The teams are beamed to Central Park to fight, but shortly into the fight the Hulk goes off on his own and is taken out by some powder of Kraven's. Spider-Man and Iron Man try going after Kraven since he's the leader but Iron Man gets defeated by Molten Man. Spider-Man manages to get some breathing room between himself and the villains and after musing that he'd like a team to help him, goes after the villains. He's able to lure Wendigo away and tase him, which defeats him, and then doubles back for the exhausted Molten Man. Spider-Man manages to get him to a lake and get him to burn through the dock, defeating him when he hits the water. Spider-Man then goes after Kraven, who's determined to win, but Spider-Man simply punches him out. Afterwards, Spider-Man is returned to the Collector's spaceship, but finds out that although he won, this is only the first round of the contest of champions.

Miscellaneous Notes:
  • For those unaware, Contest of Champions was a comic book published by Marvel in the early 80s, originally designed to tie into the Olympics. While the premise - the Collector and Grandmaster have teams fighting each other - is the same as this episode, and presumably this arc, it notably featured only heroes fighting each other, not the mix of heroes and villains that this episode has.
  • The Wendigo that Grandmaster chooses to fight on his side is referred to as being the king of the Wendigos, which makes me think that maybe the writers of this episode have no clue how Wendigos in the Marvel Universe work.

Review: I've commented before that I'm not really a big fan of episodes that are all fighting, all the time, but for the most part this manages to work surprisingly well. Once the episode gets going it's fun to speculate on how Spider-Man and his allies will win, and the fact that a character getting defeated takes them out of the fight permanently means that there are no second reprieves or characters getting back up after being defeated. The villainous team that they have to fight against has a good mixture of fighting styles, and I think that this is the first time in a long time when I've been impressed by something a cartoon Kraven has done.

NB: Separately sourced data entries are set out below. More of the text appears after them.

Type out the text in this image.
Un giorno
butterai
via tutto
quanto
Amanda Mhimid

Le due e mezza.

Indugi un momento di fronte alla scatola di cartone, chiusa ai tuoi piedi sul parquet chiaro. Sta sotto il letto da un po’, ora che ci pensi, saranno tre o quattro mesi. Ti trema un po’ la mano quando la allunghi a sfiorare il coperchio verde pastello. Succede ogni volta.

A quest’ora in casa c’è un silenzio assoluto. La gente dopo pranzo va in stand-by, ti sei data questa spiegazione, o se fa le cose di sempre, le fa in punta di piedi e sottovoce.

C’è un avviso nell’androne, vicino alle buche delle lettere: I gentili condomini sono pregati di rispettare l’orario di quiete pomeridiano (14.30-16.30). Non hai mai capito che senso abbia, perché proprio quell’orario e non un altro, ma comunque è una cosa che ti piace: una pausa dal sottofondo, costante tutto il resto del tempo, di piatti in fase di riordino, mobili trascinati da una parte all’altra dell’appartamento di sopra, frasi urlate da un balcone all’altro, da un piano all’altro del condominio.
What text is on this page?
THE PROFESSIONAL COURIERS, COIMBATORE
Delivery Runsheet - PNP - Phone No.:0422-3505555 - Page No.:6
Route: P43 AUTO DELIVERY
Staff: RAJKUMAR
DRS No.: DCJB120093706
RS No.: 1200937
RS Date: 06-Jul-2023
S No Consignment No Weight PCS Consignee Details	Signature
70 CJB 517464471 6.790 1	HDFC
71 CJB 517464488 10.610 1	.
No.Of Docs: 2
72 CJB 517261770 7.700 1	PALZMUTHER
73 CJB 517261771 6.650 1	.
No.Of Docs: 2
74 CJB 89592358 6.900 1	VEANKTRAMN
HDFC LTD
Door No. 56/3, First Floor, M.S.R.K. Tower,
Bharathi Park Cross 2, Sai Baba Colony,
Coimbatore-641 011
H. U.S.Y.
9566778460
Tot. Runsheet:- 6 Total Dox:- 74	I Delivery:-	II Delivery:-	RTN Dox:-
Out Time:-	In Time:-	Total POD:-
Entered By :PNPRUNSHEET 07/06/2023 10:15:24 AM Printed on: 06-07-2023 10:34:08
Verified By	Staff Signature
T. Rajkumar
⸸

Naturally, it can't all be smooth sailing though. Spider-Man defeating Wendigo with his taser webs is lazy storytelling, given that Wendigo should be able to withstand something like that. While I know this is nitpicking, there's no in-universe justification for why when Spider-Man's teleported to the Collector's ship, he's allowed to hang around with the Grandmaster and Collector rather than being put into stasis like literally every other character. Speaking of the Collector's ship, Spider-Man clearly recognises it and the Collector, when they've never appeared in the series before - I'm guessing that they appeared in either the contemporary Avengers cartoon or the Hulk one, and while it doesn't hinder the episode too much, it would have been nice to get a throwaway line giving some details of what happened last time Spider-Man met the Collector.

Still, this episode managed to work fairly well given its simple plot, and minus the stupid taser thing, all of the defeats in this episode showed some creativity that's often lacking in these fights, feeling justified as a result. If the whole arc can continue being this creative, it should be a pretty fun one, and a good way to cap off the season. I don't want to get too confident - the Spider-Verse started off well, don't forget - but this is a good start to the arc.